Controcultura

"Le masse social sono la nuova sfida"

Il filosofo Flavio Felice: "La Costituzione enfatizza la Repubblica, non lo Stato"

"Le masse social sono la nuova sfida"

Tutto è rumore. Quando le masse entrano nella storia, e questo accade e riaccade nei secoli con sempre più fragore, non c'è più nulla di certo. I vecchi mondi sbandano e le istituzioni si sgretolano. È successo nella Roma repubblicana del primo secolo avanti Cristo, con le guerre civili e la dissacrazione del mos maiorum. E poi con le rivoluzioni mercantili che segnano il lento addio al Medioevo e ancora con la rivoluzione francese, con i caffè parigini che amplificano le voci degli intellettuali sradicati, fino a sollevare il popolo. Accade all'inizio del vecchio secolo, quando viene battezzata la modernità, in quell'Europa di moltitudini che non piaceva a Ortega y Gasset. L'ultimo arrivo è sotto i nostri occhi e le masse sono esponenziali, tanto da scardinare a colpi di like l'ordine della civiltà liberal-democratica. Flavio Felice sono decenni che studia l'onda sociale delle modernità e il rapporto tra libertà e inclusione sociale. È professore ordinario di storia delle dottrine politiche all'Università del Molise. Il suo è lo sguardo di un cattolico liberale. È ottimista, ma vede il pericolo.

L'ultima ribellione delle masse sta scardinando le istituzioni occidentali?

«Il rischio c'è e non è solo una questione di numeri. È una accelerazione dei tempi della democrazia. Non si guarda più al processo politico. I governi non ragionano su un progetto che dopo cinque anni viene valutato dagli elettori. Hai fatto bene ti premio, mi hai deluso non ti voto. No, la democrazia rischia di diventare qui e adesso. Il consenso è attimo per attimo. È istantaneo. È una fotografia scattata ogni secondo. La democrazia tradizionale è invece dinamica. È movimento. È un film».

Le leadership così rischiano la miopia. Non possono guardare lontano: prigionieri del presente.

«Appunto. Le masse nel Novecento erano organizzati nei partiti. Ora sono veloci e sparse. Sono queste nuove masse social il fenomeno che stringe l'orizzonte e rende più fragile la meravigliosa anomalia della liberal-democrazia».

Un'anomalia che spesso si dà per scontata.

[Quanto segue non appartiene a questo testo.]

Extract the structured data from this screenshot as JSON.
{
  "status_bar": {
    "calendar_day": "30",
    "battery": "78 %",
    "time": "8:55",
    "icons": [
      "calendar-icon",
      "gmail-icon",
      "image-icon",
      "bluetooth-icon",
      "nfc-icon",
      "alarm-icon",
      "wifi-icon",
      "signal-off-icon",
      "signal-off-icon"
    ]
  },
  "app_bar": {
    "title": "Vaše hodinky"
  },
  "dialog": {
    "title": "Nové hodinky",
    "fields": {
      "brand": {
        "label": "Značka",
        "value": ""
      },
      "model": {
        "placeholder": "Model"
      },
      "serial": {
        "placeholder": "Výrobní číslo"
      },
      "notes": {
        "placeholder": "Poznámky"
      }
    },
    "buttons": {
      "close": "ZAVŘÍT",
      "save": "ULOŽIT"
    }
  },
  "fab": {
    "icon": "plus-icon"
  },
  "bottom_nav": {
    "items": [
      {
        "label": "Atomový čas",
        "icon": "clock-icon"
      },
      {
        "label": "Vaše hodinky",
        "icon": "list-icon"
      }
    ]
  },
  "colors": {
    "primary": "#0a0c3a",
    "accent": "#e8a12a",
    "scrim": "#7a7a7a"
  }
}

«Le due tradizioni all'inizio non andavano affatto d'accordo. Solo in un momento della storia si sono incrociate e abbracciate. Non era scontato che accadesse. Eccola l'anomalia. Ora si nota, a livello politico e culturale, che questo binomio non è affatto indissolubile. C'è chi dice che la democrazia può fare a meno del liberalismo e chi sostiene che il liberalismo trova in questa benedetta o maledetta democrazia un intralcio. È questa la sfida: la libertà senza democrazia è privilegio, la democrazia senza liberalismo diventa dittatura della maggioranza».

È un processo irreversibile?

«Io ho una speranza e la Costituzione italiana ci dà un aiuto. L'Italia, dice nel suo incipit, è una repubblica democratica. Non dice Stato, ma repubblica. La differenza è profonda. Lo Stato accentra. È verticale. È lo strumento di chi propone una democrazia autoritaria. È il modello che viene dall'Est. La res publica invece contiene, abbraccia, si muove. La repubblica è ricca di corpi intermedi, verticali e orizzontali, dai partiti ai sindacati, davi territori alle famiglie in relazione e competizione tra loro.

La repubblica è il santuario che ogni liberale dovrebbe difendere.